How much is Intel worth?

This is a million dollar question and no one can answer it with certainty. Intel’s recent investments have completely disrupted its free cash flow and the new plants are still under construction. It is also complex to estimate how profitable they will be because there are too many variables to consider.

  • The two new plants in Ohio cost $20 billion and are expected to be open by 2025. However, the company has already indicated its intention to invest up to $100 billion to build six more plants in the next decade.
  • Construction of the two new plants in Magdeburg costing €17 billion will only begin in early 2023 and are expected to be operational by 2027.

These two are not Intel’s only investments, in fact there are also several expansion plans such as those in Ireland costing €12 billion. There is still a lot of uncertainty about how these investments will affect long-term free cash flow, but we certainly know that in the short term Intel will continue to struggle. No one likes low free cash flow, but I think this is the price we have to pay to get greater benefits in the long run. Big projects always take time, but financial markets are often impatient and tend to punish those who sacrifice the present for higher returns in the future.

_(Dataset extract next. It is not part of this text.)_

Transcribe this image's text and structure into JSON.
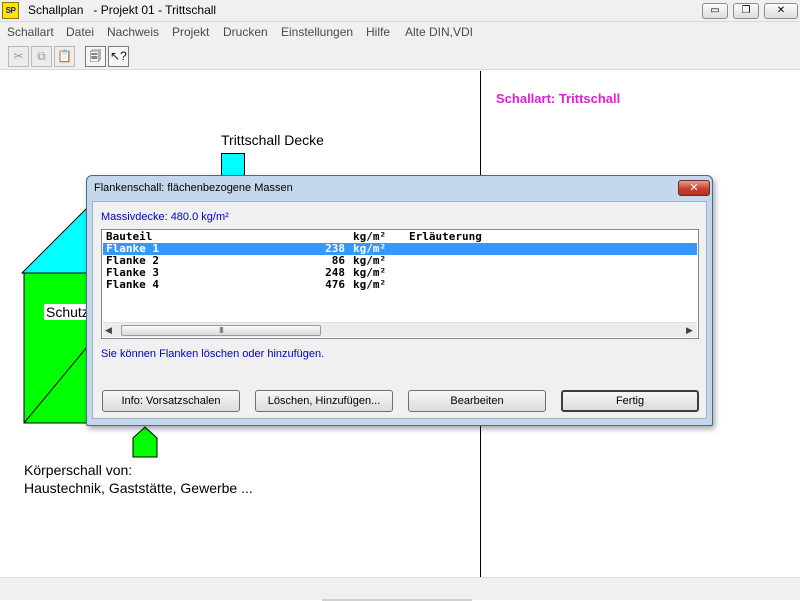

Anyway, I have calculated Intel’s fair value through a discounted cash flow. This model will be constructed as follows:

  • The discount rate or RRR will be 12%. Since Intel is currently a risky investment, I have included a desired annual return higher than the historical return of the S&P500.
  • Free cash flow estimates from 2022 to 2026 belong to TIKR Terminal analysts. From 2027 to 2031 I have entered a 12% growth rate based on expected growth from the global semiconductor market. The perpetual growth rate will be 2.50%.
  • Outstanding shares and net debt were obtained from TIKR Terminal.

Discounted cash flow

Discounted cash flow

According to my assumptions, to get a 12% return per year from Intel we need to buy it below $40 per share. At the current price, we have a margin of safety of about 25%, so I consider the company highly undervalued. What’s more, I think I have included inputs that are also quite conservative:

  • We are assuming that Intel will generate negligible free cash flow until 2025, and then return to growth and reach a free cash flow of $34.47 billion in 2031. This is not such a high figure considering that Intel in 2020 generated a free cash flow of $20.93 billion and by 2031 there will be many more operating plants.
  • I may have considered an RRR too high for a company like Intel. Asking 12% per year from a company with a beta of 0.73 while the risk-free rate is below 4% is probably too much to ask. If I had followed the theory by including Intel’s WACC, the fair value would have been much higher and consequently the annual return lower. In any case, Intel is undervalued even by entering a discount rate of 12% per year, and that says a lot.

Overall, as much as Intel can be a risky investment my opinion is that it is worth it. We know that the global semiconductor market will play an increasingly important role given the growing use of technology, and we also know that the West is too dependent on Eastern chips. To avoid any geopolitical risks or supply chain issues (which we are still paying for), Western governments are trying to stimulate the growth of this industry by supporting the best companies in it. At the moment, Intel is the only Western company that can afford to invest so much in this market, and with Patrick Gelsinger at the helm I believe in a future where these investments will be worth the billions spent.